Di samping itu, Rasulullah saw juga telah menegaskan bahwa orang yang telah mewakafkan hartanya tidak boleh menjual, menghibahkan, dan mewariskan kepada ahli warisnya sebagaimana hadits yang telah disebutkan di muka.
Oleh katena itu, tidak sah mengaitkan wakaf dengan syarat khiyar atau khiyar syarat, baik ma’lûm maupun majhûl; bahwa dia mewakafkan sesuatu dengan mensyaratkan itu untuk dirinya atau untuk orang lain dengan syarat bisa kembali kepadanya kapan pun dia mau, dan membatalkan wakaf seperti hibah dan membebaskan budak.[14]
Sehingga, sebagaimana dikatakan Imam al-Khathib al-Syarabini, jika ada seseorang berkata, “Saya mewakafkan ini untuk itu” dan disertai dengan adanya syarat khiyar bagi dirinya: Apakah tetap melanjutkan berwakaf atau membatalkannya kapan pun dia kehendaki; atau mensyaratkan hal itu kepada orang lain; atau mensyaratkan untuk dikembalikan kepadanya dengan cara dijual lagi kepadanya; atau mensyaratkan siapa pun bisa masuk atau keluar, maka semua itu tidak sah.[15]
- Tidak disertai dengan syarat yang batil
Menetapkan syarat tertentu dalam wakaf diperbolehkan. Ini karena Rasulullah saw bersabda:
الْمُسْلِمُونَ عِنْدَ شُرُوطِهِمْ
Orang muslim tergantung persyaratannya (HR Bukhari).

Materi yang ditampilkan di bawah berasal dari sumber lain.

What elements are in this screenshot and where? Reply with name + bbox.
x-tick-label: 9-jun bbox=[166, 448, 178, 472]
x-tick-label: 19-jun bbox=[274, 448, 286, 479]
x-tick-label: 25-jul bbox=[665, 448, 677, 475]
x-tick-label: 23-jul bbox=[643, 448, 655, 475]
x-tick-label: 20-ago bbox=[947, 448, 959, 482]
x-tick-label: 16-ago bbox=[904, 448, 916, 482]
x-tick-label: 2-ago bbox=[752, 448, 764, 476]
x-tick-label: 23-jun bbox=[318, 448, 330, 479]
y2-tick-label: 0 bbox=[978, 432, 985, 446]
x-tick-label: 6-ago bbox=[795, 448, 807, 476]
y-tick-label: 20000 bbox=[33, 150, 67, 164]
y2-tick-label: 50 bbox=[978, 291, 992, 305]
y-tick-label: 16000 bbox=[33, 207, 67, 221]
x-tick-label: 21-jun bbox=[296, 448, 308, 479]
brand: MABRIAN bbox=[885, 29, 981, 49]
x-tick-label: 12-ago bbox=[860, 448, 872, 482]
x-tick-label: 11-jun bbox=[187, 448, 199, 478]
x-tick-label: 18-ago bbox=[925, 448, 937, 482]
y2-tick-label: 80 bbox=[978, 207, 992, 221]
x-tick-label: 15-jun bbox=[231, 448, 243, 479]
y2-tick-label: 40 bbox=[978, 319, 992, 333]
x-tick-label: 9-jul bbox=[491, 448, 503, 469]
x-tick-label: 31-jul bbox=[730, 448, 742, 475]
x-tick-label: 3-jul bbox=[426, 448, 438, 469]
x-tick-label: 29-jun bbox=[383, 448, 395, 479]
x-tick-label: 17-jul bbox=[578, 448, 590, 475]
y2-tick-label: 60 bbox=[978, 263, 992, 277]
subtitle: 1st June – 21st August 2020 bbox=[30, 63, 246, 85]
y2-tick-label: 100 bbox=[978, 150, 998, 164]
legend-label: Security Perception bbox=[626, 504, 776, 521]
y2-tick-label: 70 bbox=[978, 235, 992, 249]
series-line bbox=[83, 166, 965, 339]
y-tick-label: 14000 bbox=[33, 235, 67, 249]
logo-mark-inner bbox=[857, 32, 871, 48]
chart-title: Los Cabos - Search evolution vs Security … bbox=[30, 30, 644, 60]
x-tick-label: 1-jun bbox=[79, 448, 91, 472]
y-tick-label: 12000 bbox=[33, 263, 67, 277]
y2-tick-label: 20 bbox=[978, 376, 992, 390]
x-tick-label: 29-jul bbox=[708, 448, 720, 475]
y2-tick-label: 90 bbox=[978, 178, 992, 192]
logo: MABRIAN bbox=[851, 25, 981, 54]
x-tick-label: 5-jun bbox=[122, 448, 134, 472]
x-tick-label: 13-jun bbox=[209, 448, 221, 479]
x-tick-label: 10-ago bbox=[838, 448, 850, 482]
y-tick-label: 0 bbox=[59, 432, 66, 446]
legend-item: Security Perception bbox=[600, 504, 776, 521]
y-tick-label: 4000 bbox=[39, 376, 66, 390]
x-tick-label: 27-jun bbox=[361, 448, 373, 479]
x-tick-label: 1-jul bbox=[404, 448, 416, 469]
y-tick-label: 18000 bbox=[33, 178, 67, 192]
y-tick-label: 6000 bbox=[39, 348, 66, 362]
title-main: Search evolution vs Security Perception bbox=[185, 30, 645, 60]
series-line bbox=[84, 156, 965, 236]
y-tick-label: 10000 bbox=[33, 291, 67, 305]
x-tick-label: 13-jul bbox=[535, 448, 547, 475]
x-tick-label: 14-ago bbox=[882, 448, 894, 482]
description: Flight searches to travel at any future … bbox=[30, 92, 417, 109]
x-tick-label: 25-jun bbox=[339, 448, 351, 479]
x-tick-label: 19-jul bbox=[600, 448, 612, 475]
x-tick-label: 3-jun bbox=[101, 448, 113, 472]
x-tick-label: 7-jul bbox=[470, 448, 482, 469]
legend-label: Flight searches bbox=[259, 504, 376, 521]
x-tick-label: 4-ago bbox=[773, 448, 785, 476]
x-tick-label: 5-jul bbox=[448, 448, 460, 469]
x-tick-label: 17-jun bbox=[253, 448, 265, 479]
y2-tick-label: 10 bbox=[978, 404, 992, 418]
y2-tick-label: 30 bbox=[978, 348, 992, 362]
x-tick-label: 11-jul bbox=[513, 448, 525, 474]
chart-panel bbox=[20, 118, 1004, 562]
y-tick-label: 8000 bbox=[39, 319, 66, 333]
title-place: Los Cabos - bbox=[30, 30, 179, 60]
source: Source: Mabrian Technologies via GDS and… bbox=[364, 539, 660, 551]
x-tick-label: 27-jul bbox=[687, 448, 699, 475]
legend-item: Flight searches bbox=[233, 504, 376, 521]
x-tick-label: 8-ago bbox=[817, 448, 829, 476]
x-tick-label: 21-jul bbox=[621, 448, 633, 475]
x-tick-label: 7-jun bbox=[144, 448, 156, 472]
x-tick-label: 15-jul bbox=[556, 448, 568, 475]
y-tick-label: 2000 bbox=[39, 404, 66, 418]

Hanya saja, syarat yang ditetapkan itu tidak boleh bertentangan hukum syara’. Dalilnya adalah sabda Rasulullah saw:
الصُّلْحُ جَائِزٌ بَيْنَ الْمُسْلِمِينَ إِلَّا صُلْحًا حَرَّمَ حَلَالًا أَوْ أَحَلَّ حَرَامًا وَالْمُسْلِمُونَ عَلَى شُرُوطِهِمْ إِلَّا شَرْطًا حَرَّمَ حَلَالًا أَوْ أَحَلَّ حَرَامًا
Perjanjian damai itu dibolehkan sesama kaum muslimin, kecuali perdamaian yang mengharamkan yang halal atau menghalalkan yang haram, orang muslim menurut persyaratannya, kecuali persyaratan yang mengharamkan yang halal atau menghalalkan yang haram (HR Tirmidzi)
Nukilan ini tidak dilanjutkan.